When you spend 99 cents on a Kindle version of one of my books you hopefully get several hours of entertainment and a story that holds your interest but have you ever thought about what goes into producing that book?

It takes months, or sometimes years, of work, plotting, researching, typing (I’m a well-known one-finger typist), editing, amending, re-editing, re-amending, preparing for publication, finding a cover picture and getting the finished piece onto Amazon.

It’s a lot of work but I love doing it and will continue to do so for as long as I am able. Hopefully, you, the readers, will continue to read what I write too but the only way I have of knowing if you like what I am producing is if you tell me.

When you buy a paperback or download an E-book Amazon gives you an opportunity to rate it and to make comments, can I ask you to please do so, that way I can work on what I’m getting right and stop doing anything you think I’m getting wrong.

Thanks for reading and enjoy.



Friday, January 1, 2016

Being resolute

It’s a new year and I want to start by wishing all who read this a very happy and prosperous new year.

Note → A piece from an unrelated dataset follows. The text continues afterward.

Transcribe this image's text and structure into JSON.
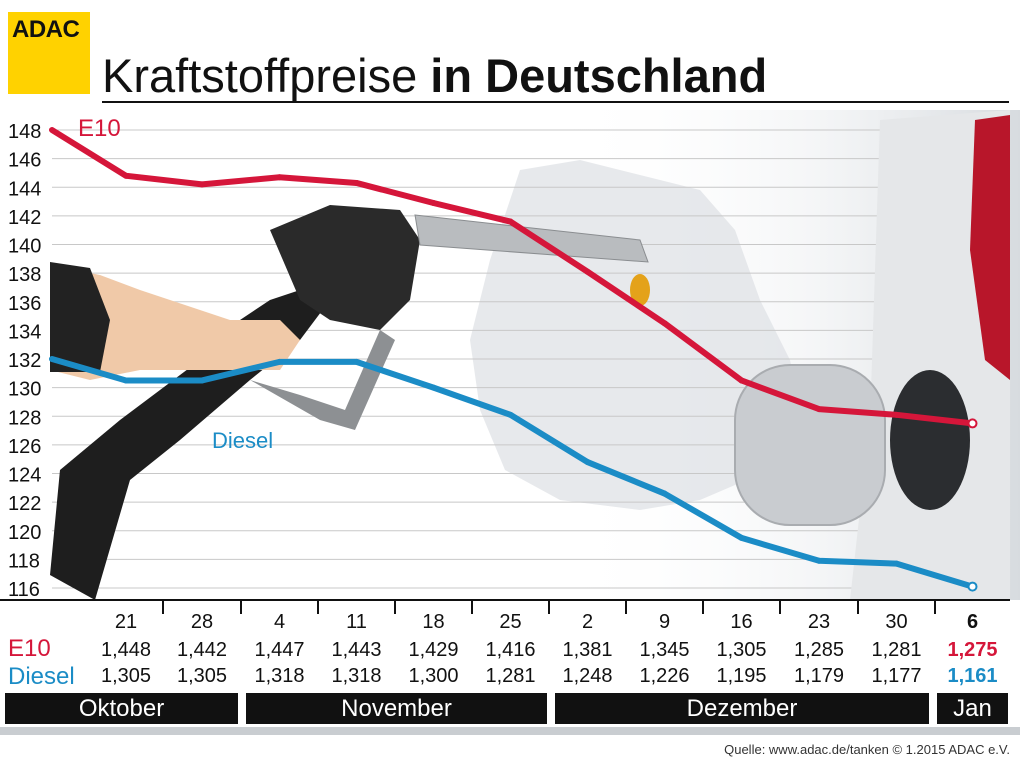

In our house we don’t go in for partying much so, although we all stayed awake to welcome 2016, we were very quiet, reading, watching TV and playing computer games. That is more than can be said for next door’s dog who seemed to think midnight was a great time to run around the neighborhood for half an hour, barking his fool head off. Luckily no one was letting off fireworks to scare him.

Like many of you I guess, I have made several New Year’s resolutions and as usual I will no doubt be breaking some of them before January is out. I want to write this blog more frequently in 2016 but with my other commitments that may be one of the first resolutions to achieve failure. I also really want to lose about ten pounds. I’ve done it before but it always seems to sneak back on. My trouble is I have a great love of good cheese, chocolate and ice cream. Combine the last two and I’m in heaven but I think I’m going to have to try to curb the desire for them this time.

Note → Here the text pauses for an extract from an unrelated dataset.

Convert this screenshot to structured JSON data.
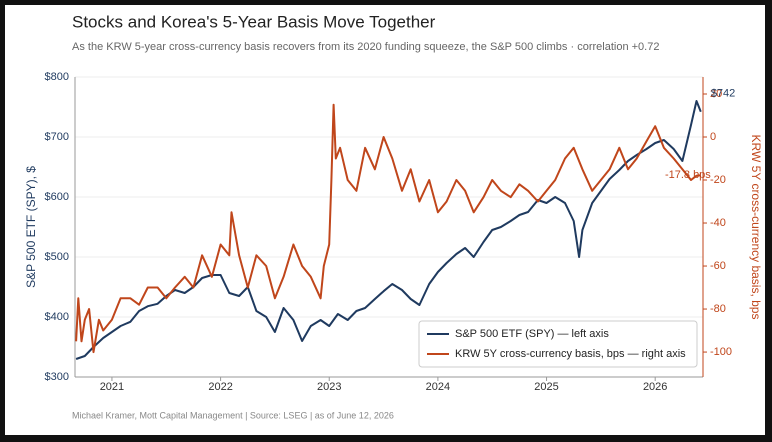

I’m also resolved to spend less time surfing the internet. Don’t get me wrong, I think search engines are the greatest tools and I spend long hours researching for my books. That is something I intend to continue but this year I am determined to try to avoid getting sidetracked into watching stuff that, while interesting, has no real relevance to the subject I’m looking for.

Speaking of my books, last year I promised much and only delivered part of it. This year I’m resolved to only give you one date. “Da”, a sequel to “The Lichfield Conspiracy”, will definitely be out by the end of January. I have the cover ready and am half finished on the final read through. “Cheating”, the latest Steph and Dean book, will also be out this year but I’m not promising when.

After that it’s on to the next project and there I can’t be so resolute. I have notes for another Steph and Dean book but I also have some research material for an historical saga that will be like “Weoley” but based in America. Which is it to be? I have no idea at this stage and would appreciate feed back on what the readers want if any of you care to give it.


That is about it for now. I’m resolved to read through at least another chapter of “Da” before lunch so, to avoid breaking that resolution, I need to get on with it. Have a great New Year and I’ll talk to you soon.